Um dia de domingo... Ana Fonseca da Luz


O domingo é um bom dia! É, é um bom dia para ficar em casa e fazer arrumações. Além disso, está um daqueles dias de Primavera, que de Primavera só tem mesmo o nome. Faz frio e chove! Está o que eu costumo chamar um dia de pijama.
Há lá coisa melhor do que passar um dia, sozinha, em silêncio, a vadiar pela nossa própria casa, saltitando de sofá em sofá, abrindo de hora a hora o frigorífico, na vã esperança de que, a qualquer momento, apareça lá dentro o que nos apetece mesmo comer e que, realmente, nem se sabe o que é?!
Além disso, hoje, nem visitas me apetece ter.
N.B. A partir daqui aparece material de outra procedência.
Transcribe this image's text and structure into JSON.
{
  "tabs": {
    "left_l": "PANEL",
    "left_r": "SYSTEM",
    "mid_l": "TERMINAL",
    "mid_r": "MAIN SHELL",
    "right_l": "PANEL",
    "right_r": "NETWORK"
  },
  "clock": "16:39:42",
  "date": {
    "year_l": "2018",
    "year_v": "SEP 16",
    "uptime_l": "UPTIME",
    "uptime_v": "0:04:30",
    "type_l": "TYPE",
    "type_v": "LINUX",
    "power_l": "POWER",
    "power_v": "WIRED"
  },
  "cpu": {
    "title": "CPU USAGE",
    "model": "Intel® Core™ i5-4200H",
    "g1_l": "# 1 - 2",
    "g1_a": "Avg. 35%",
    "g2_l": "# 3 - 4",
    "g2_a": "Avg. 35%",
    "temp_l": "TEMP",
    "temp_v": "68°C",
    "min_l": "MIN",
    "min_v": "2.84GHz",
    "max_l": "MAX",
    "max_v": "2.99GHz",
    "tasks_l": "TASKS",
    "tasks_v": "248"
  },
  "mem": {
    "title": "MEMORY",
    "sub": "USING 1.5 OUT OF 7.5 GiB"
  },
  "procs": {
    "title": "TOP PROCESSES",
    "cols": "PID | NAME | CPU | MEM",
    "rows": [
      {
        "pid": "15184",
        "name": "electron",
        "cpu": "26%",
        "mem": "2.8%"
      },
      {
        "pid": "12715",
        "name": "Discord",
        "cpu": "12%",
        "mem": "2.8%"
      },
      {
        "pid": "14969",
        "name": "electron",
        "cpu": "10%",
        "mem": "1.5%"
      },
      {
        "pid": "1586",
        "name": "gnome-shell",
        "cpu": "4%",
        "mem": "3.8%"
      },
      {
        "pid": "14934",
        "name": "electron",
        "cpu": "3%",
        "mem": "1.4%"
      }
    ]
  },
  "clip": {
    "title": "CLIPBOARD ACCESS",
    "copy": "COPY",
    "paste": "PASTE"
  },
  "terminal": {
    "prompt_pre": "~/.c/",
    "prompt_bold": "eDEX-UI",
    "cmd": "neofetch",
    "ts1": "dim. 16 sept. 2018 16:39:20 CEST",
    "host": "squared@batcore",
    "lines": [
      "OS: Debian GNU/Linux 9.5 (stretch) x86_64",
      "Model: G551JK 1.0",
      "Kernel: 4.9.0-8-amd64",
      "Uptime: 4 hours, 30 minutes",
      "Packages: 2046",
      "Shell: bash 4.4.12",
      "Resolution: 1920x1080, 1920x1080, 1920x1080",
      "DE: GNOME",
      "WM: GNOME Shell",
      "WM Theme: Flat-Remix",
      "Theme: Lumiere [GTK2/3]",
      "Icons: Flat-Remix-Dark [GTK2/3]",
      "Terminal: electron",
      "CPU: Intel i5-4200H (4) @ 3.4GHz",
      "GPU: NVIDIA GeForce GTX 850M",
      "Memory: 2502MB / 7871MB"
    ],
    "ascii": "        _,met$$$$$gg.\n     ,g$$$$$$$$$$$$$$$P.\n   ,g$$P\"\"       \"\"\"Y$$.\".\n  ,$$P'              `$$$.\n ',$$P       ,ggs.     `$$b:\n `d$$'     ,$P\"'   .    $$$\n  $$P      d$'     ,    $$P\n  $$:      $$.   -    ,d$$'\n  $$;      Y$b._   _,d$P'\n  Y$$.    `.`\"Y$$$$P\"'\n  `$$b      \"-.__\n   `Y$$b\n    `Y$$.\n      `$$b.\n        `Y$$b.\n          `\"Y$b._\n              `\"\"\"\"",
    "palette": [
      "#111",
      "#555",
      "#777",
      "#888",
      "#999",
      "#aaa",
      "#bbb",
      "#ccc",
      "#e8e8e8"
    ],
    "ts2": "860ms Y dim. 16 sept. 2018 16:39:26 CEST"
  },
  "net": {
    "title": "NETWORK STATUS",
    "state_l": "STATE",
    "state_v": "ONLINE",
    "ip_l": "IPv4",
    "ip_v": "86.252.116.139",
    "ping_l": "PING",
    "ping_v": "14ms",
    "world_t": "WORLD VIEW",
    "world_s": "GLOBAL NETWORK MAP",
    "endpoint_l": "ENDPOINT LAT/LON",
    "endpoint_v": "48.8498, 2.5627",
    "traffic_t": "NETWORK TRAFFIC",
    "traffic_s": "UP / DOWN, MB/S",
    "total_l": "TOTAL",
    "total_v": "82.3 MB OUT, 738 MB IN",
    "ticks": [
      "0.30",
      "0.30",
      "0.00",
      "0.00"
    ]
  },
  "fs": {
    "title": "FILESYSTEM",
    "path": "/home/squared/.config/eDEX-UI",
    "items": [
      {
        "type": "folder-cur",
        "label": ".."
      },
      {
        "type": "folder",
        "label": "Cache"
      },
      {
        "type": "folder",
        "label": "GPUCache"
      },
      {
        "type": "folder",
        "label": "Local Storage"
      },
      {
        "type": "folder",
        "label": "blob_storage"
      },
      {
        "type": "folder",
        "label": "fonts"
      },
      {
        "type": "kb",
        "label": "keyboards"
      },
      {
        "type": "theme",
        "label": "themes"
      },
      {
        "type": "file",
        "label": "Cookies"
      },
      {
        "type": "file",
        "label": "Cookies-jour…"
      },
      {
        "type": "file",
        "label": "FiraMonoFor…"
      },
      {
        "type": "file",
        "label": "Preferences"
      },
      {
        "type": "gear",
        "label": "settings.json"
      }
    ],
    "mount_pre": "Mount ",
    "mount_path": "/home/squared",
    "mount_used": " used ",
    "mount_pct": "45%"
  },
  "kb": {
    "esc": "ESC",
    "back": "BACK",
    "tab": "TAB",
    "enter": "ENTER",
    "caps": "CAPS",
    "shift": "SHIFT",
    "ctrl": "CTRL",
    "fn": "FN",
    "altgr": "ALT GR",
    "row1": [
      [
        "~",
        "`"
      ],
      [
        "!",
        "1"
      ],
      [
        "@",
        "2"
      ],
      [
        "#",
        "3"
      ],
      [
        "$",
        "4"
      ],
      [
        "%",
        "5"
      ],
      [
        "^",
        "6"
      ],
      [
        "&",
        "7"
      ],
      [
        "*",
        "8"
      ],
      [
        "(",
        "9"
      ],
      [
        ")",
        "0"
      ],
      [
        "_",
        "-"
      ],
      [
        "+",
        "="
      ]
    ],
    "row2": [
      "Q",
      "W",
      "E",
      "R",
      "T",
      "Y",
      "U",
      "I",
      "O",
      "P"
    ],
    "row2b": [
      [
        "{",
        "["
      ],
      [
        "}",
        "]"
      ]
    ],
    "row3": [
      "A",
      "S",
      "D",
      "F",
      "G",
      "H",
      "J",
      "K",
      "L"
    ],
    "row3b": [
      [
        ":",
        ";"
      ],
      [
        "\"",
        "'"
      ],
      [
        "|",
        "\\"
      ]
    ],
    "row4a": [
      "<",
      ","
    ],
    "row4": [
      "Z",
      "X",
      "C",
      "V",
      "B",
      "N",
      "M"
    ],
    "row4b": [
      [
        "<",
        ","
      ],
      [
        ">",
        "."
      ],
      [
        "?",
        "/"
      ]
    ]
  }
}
Por isso, sempre que me parece ouvir um carro parar à porta, peço a Deus que não seja alguém que me venha tirar deste delicioso marasmo em que me encontro e que, provavelmente, é até contagioso. Além disso, resolvi fazer arrumações…
Depois da minha caminhada matinal, a que eu chamo o acordar dos meus cinco sentidos, e de um banho quente, demorado e perfumado, eis-me pronta para desfrutar da minha casa e das tão necessárias arrumações. Vejamos! Se eu fosse uma mulher comum, o que é que eu vestiria para fazer arrumações? Pois, mas não sou uma mulher comum! E depois, as arrumações que preciso de fazer são invisíveis e, no entanto, tão necessárias!… Opto por umas calças cómodas, uma camisola quente e uns sapatinhos rasos. Não suporto mulheres com fatos de treino e sapatilhas. Sou daquelas que acha que, mesmo em casa, uma mulher deve estar sempre arrumada e perfumada. Chamem-me snob!…
Bebo o meu leite com chocolate e aí vou eu direitinha à minha sala, a minha divisão preferida. A minha sala é a alma da minha casa. É o centro de tudo. É lá que tudo acontece. É lá que rio, é lá que choro (raramente) e é lá que tenho de me sentar e arrumar o que precisa de arrumação. A minha cabeça, as minhas ideias, a minha vida…
Como se fosse possível arrumar o caos em que está toda a minha vida. Como é que se arrumam os sentimentos, como é que se arruma aquilo que sempre considerámos arrumado, como é que, de um momento para o outro, tudo o que nos pareceu impossível nos atropela, nos machuca e nos mostra que nunca estamos acabados, que nunca estamos saciados?
Falta-me qualquer coisa!… É a música. Pode ser que me ajude!… Chico Buarque, “A Construção“… “Amou daquela vez como se fosse a última…”
Volto a sentar-me e a começar tudo novamente. O sofá convidativo chama por mim. Mas, antes, corro as cortinas, com medo que o barulho da chuva me atrapalhe, não vá o vento que oiço lá fora levar para longe toda a minha vontade, toda esta minha necessidade de impor a paz, onde reina a confusão.
Tudo me serve de distracção… Esta música não é a minha. Percorro mentalmente todas as músicas que guardo no computador, em busca da música perfeita, da música que considero capaz de me ajudar nesta viagem tão necessária. Mas afinal, como é que eu me sinto? “…Like a candle in the wind…” E o Elton ganha vida e faz-me companhia e preenche a minha sala e a minha solidão tão querida.
Não consigo aquietar o meu coração. Parece um passarinho preso numa gaiola, olhando o céu, que lhe parece impossível de alcançar. Parece que uma mão invisível desarruma o que eu insisto em arrumar.
O Elton desistiu, calou-se e eu olho o tecto da minha sala como se, a qualquer momento, pudesse surgir uma seta a apontar-me o caminho.
E assim passo o dia, num querer sem querer, num chove não molha que me maltrata e me alegra ao mesmo tempo.
Como posso eu arrumar o que não tem arrumação possível?
Quem sou eu, para querer o que não posso querer?
As horas vão passando. Daqui a bocado, a minha tão querida e desejada solidão vai estar preenchida de palavras que eu mal vou escutar, de sorrisos repetidos e de gestos que tão bem conheço e que fazem parte deste meu quotidiano, desta minha vida que vai continuar perfeitamente arrumada, como mandam todas as convenções, apesar de tudo e de todos os porquês… tantos porquês!
Numa derradeira tentativa, e antes que a casa se povoe, oiço uma última música. Quem sabe?! “Laços”… “… Andamos em voltas rectas na mesma esfera, onde ao menos nos vemos, porque o fumo passou… Devolve-me os laços…”
A noite faz-se já anunciar, majestosa, como eu gosto! Em mim, tudo continua desarrumado. Reconforta-me o facto de saber que não estou sozinha!